I am a mature NQT still seeking my first post. I graduated in July 1999 eager to begin my career after working hard for six years (A-levels for two years and teacher training for four years).
For several reasons I was unable to begin supply teaching until September 2000. With a 12-year-old daughter, I was excited that finally I could begin to be self-sufficient and less dependent on state benefits. So why am I now considering giving it all up?
As a supply teacher I am not on a contract, and hours are erratic so I cannot claim working families tax credit. The social security office and lone parent adviser informed me that I would remain on income support but could earn pound;15 on top of my benefit. So why doesn't this keep me happy?
In a bid to be flexible, I am prepared to drive up to 20 miles or so to work. Travelling this distance several times a week quickly consumes the pound;15 I am entitled to "earn" - and more. So I am worse off by working, and we now live below the breadline. Wher is any incentive here for me, and others like me, to continue working?
Why do I keep teaching? Because after all this time I still love it. There must be others like me in this situation and I would be interested to hear their views and how they cope.

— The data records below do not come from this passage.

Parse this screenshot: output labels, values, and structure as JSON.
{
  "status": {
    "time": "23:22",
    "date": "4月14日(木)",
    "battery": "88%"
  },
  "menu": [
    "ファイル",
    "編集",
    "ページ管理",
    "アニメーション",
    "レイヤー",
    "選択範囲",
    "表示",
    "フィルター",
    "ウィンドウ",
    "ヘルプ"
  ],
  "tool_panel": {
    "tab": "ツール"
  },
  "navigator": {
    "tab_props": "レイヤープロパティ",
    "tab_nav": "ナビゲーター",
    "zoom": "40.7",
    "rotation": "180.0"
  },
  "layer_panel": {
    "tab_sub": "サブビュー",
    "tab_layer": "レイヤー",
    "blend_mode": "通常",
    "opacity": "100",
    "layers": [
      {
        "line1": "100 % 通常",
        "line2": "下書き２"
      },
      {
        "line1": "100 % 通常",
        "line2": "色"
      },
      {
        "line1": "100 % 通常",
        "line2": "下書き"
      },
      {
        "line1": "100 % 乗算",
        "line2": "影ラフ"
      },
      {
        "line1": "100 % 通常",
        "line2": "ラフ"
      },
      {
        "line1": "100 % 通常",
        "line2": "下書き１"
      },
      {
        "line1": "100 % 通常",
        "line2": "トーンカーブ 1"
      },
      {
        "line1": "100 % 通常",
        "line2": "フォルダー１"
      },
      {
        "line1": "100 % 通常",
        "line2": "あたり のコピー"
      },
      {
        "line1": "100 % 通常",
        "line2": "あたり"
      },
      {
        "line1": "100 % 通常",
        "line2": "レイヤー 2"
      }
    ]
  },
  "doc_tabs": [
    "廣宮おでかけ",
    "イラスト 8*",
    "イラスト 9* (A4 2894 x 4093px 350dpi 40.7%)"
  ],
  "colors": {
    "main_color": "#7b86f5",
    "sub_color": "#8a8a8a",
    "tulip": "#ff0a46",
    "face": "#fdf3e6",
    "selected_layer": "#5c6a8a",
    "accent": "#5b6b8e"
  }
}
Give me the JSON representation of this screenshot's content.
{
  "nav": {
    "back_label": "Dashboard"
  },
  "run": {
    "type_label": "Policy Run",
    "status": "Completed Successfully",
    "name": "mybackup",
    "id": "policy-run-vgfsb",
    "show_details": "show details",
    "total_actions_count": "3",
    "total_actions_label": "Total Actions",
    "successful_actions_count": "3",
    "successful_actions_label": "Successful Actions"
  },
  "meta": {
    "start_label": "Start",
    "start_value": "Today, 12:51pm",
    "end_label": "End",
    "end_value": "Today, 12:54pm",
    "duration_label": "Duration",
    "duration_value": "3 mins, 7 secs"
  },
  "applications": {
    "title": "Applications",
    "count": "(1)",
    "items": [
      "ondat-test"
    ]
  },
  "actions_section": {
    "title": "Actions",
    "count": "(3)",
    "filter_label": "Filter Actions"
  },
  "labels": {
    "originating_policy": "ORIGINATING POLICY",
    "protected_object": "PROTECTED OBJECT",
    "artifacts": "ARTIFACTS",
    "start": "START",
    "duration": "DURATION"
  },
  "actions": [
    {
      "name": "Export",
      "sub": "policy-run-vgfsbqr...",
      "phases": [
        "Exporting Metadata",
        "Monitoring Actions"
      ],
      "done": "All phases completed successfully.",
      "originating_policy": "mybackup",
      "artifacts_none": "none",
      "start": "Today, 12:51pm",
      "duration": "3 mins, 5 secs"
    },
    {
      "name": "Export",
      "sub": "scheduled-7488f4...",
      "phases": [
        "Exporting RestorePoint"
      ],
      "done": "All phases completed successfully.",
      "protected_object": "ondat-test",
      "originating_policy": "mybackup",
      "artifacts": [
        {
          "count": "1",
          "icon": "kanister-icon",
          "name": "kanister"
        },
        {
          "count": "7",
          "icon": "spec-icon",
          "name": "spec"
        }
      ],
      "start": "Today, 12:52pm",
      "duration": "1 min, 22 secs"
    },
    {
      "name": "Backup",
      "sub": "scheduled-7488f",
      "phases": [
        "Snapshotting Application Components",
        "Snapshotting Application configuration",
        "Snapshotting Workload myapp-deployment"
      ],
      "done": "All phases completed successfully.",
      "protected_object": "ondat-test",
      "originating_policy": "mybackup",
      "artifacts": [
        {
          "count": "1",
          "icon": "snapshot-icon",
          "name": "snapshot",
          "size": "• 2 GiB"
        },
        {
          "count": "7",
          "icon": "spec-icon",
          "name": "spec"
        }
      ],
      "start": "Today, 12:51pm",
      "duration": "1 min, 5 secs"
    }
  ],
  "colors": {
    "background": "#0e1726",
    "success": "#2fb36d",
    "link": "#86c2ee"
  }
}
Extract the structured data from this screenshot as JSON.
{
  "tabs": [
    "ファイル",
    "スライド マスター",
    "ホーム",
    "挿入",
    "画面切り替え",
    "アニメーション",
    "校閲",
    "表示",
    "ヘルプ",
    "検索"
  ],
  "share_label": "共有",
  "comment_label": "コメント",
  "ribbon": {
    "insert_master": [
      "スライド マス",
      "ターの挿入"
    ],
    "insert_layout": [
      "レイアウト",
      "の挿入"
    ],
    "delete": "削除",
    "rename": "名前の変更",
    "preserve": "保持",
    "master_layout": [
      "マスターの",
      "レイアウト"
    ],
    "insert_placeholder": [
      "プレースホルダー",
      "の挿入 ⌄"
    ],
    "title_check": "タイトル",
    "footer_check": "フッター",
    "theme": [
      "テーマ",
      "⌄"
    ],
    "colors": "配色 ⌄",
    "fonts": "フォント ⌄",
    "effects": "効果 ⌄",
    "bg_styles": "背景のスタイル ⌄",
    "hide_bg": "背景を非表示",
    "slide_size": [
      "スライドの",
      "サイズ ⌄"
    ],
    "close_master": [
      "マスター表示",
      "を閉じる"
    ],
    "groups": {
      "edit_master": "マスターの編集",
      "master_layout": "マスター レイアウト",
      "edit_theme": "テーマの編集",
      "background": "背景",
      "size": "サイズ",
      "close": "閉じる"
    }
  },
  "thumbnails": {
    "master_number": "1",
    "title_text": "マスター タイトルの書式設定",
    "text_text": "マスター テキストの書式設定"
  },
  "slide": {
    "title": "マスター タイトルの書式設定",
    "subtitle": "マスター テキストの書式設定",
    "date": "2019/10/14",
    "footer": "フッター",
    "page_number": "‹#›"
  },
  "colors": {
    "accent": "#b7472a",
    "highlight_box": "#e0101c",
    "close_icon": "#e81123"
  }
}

I have recently written to the head of department in my nearest DSS office, and my local MP in the hope of some flexibility regarding a petrol allowance. After all, the Government is keen to get single parents back into work, so why shouldn't it want to assist me in the process?
I am only a term into the four terms "allocated" to NQTs doing supply work and try to remain optimistic that I will find a post and begin my induction. If Ireach next Christmas and still have no appointment, I, like others, will risk being unable to enter the profession. What concerns me is that if all these NQTs doing supply are lost, surely the Government is heading for a teaching crisis of a supply kind?